Subject to suspensive conditions of bond approval
For clarities sake, a suspensive condition suspends the obligations flowing from a contract until the occurrence of an uncertain future event. As an example, the obligations flowing from an OTP could be subject to the purchaser obtaining bond approval. Once the purchaser obtains the approval, the contract comes into operation and would be binding on the parties. Importantly, the agent would also have earned their right to commission which would become due on date of transfer.
In light of the above, it is of the utmost importance for the purchaser to familiarise himself/herself with the terms and conditions of the OTP. Due consideration must be given to aspects such as date of occupation, occupational rent, improvements made and general conditions of sale. Once signed and provided the suspensive condition(s) are fulfilled, the purchaser is bound to that agreement.
'In breach, without any underlying legal cause'
Should any party fail to adhere to the terms of the OTP without an underlying legal cause, that party will stand in breach of the contract. The other party would thus be entitled to cancellation, to claim damages or to claim for specific performance. Additionally, the party who stands in breach could also be held liable for the agent’s commission where the relevant suspensive conditions have been fulfilled.
In this instance, it seems that the agreement was subject to bond approval which was subsequently obtained. The purchaser would thus stand in breach should he/she cancel the agreement unless he/she has an underlying legal cause. Which brings us to the relevant discussion below.
Within our law of contract, a party who signs a document containing contractual terms is generally bound by his/her signature whether he/she read the document or not.

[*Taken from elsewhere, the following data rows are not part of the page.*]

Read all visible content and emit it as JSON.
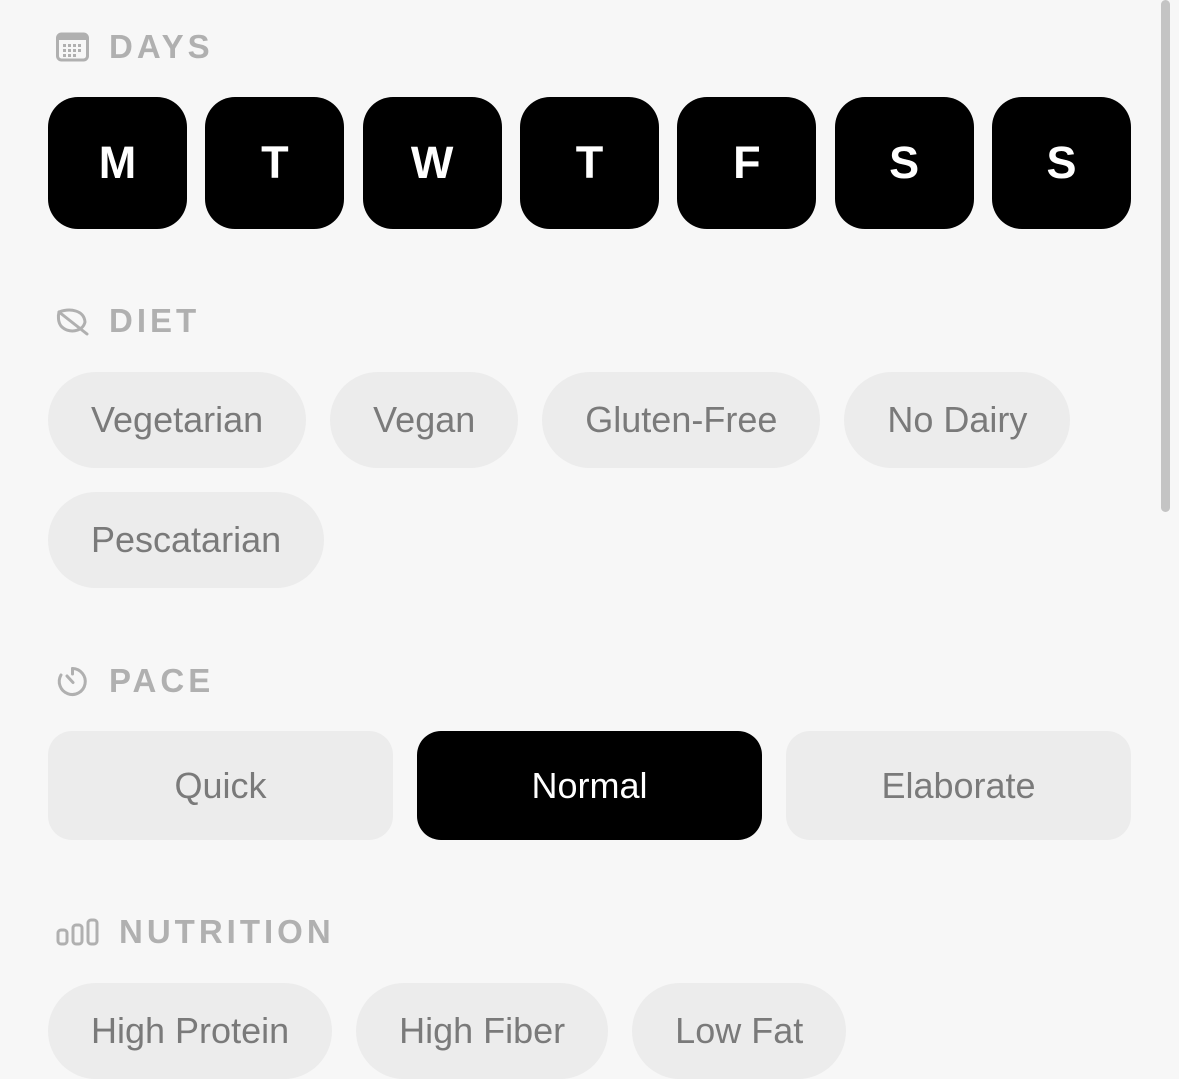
{
  "days": {
    "title": "DAYS",
    "icon": "calendar-icon",
    "items": [
      {
        "label": "M",
        "selected": true
      },
      {
        "label": "T",
        "selected": true
      },
      {
        "label": "W",
        "selected": true
      },
      {
        "label": "T",
        "selected": true
      },
      {
        "label": "F",
        "selected": true
      },
      {
        "label": "S",
        "selected": true
      },
      {
        "label": "S",
        "selected": true
      }
    ]
  },
  "diet": {
    "title": "DIET",
    "icon": "leaf-icon",
    "options": [
      "Vegetarian",
      "Vegan",
      "Gluten-Free",
      "No Dairy",
      "Pescatarian"
    ]
  },
  "pace": {
    "title": "PACE",
    "icon": "timer-icon",
    "options": [
      "Quick",
      "Normal",
      "Elaborate"
    ],
    "selected": "Normal"
  },
  "nutrition": {
    "title": "NUTRITION",
    "icon": "bar-chart-icon",
    "options": [
      "High Protein",
      "High Fiber",
      "Low Fat"
    ]
  },
  "colors": {
    "background": "#f7f7f7",
    "selected": "#000000",
    "chip": "#ececec",
    "chip_text": "#7a7a7a",
    "header_text": "#b0b0b0"
  }
}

'Grounds of misrepresentation'
However, this rule is not absolute. The law also recognises that it would be unconscionable for a person to enforce the terms of a document where he/she misled the signatory, whether intentionally or not. Furthermore, in terms of industry specific regulations, an estate agent should not wilfully or negligently make any false statements or misrepresentations or willingly mislead and influence a prospective purchaser.
With that being said, in this scenario the agent made false statements to the purchaser regarding the date of occupation and thus made a misrepresentation which had the purchaser being aware of, would not have entered into the contract. The purchaser would have a legal ground to cancel making the agreement voidable at the purchaser’s election. If the purchaser cancels the agreement, he/she should be placed in the same position as prior to the conclusion of the offer to purchase.
Even though the misrepresentation was made by the estate agent it was done within the scope of his/her mandate authorised by the seller. The seller therefore in return would have a claim against the estate agent for any damages suffered as a result of the cancellation of the agreement.